The event doesn’t have the glitz and glamor of some banquets. There are more blue jeans than little black dresses.
But, that does not diminish what it stands for.
The awards are often referred to as the Banker awards since the prizes and annual district banquet are sponsored by the bankers in the county. In Barton County, agricultural producers and/or owners of rural property are nominated by family, friends or peers.
A committee made up of local and state officials, bankers and others involved in agriculture tour the nominated sites in October and vote on a winner. Sometimes, members of the committee can suggest a deserving candidate.
Sadly, in our halls of power, agricultural producers get a bad rap. Regulations limiting this or controlling that are passed to curtail the “environmental threats” posed by farming.
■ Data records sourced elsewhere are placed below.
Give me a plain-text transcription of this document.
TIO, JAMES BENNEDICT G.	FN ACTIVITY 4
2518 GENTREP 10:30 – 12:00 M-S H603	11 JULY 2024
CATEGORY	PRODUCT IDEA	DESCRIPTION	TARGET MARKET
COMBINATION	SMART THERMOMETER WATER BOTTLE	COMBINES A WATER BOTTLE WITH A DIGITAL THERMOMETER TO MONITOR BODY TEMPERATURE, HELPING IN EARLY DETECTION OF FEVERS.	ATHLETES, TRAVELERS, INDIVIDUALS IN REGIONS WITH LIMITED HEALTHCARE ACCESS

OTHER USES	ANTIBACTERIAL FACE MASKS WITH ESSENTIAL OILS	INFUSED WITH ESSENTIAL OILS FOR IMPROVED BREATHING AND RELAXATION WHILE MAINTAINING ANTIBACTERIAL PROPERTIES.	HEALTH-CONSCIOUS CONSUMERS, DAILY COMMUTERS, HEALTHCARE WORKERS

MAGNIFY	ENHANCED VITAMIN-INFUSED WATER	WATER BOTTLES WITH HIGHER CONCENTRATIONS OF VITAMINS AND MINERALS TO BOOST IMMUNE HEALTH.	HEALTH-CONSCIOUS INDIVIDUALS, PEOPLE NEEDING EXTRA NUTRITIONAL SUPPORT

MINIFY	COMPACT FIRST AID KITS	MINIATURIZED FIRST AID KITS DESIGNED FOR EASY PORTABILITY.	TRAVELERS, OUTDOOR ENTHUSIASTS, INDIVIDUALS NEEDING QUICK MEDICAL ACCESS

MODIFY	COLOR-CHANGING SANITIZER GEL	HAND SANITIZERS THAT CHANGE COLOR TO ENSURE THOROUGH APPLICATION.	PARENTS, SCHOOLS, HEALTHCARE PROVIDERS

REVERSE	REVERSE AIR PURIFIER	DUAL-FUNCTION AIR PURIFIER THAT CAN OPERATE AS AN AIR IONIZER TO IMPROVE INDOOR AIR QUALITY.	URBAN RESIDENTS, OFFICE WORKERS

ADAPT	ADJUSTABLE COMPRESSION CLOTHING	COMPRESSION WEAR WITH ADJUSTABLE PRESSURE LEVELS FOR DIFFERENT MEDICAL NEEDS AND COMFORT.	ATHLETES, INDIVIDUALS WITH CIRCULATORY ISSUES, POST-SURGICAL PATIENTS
Even more unfortunate is the fact that many residents around here don’t understand farming. But one just has to spend a few minutes talking with a farmer, especially those honored via these awards, to have their minds opened.
These producers love their land. They are passionate about the profession.
Protecting the soil, the water and the air is important to them. First, their livelihood relies on these things. Second, they feel a bond with the world around them.
The 2012 winners are:  Kenneth and Cynthia Bitter, Powell, Ohio, Soil Conservation; Dale Unruh, rural Pawnee Rock, and Roland Schmidt, Newton, Water Conservation; and Great Bend Feeding Inc., Water Quality.
These folks are to be commended for their efforts.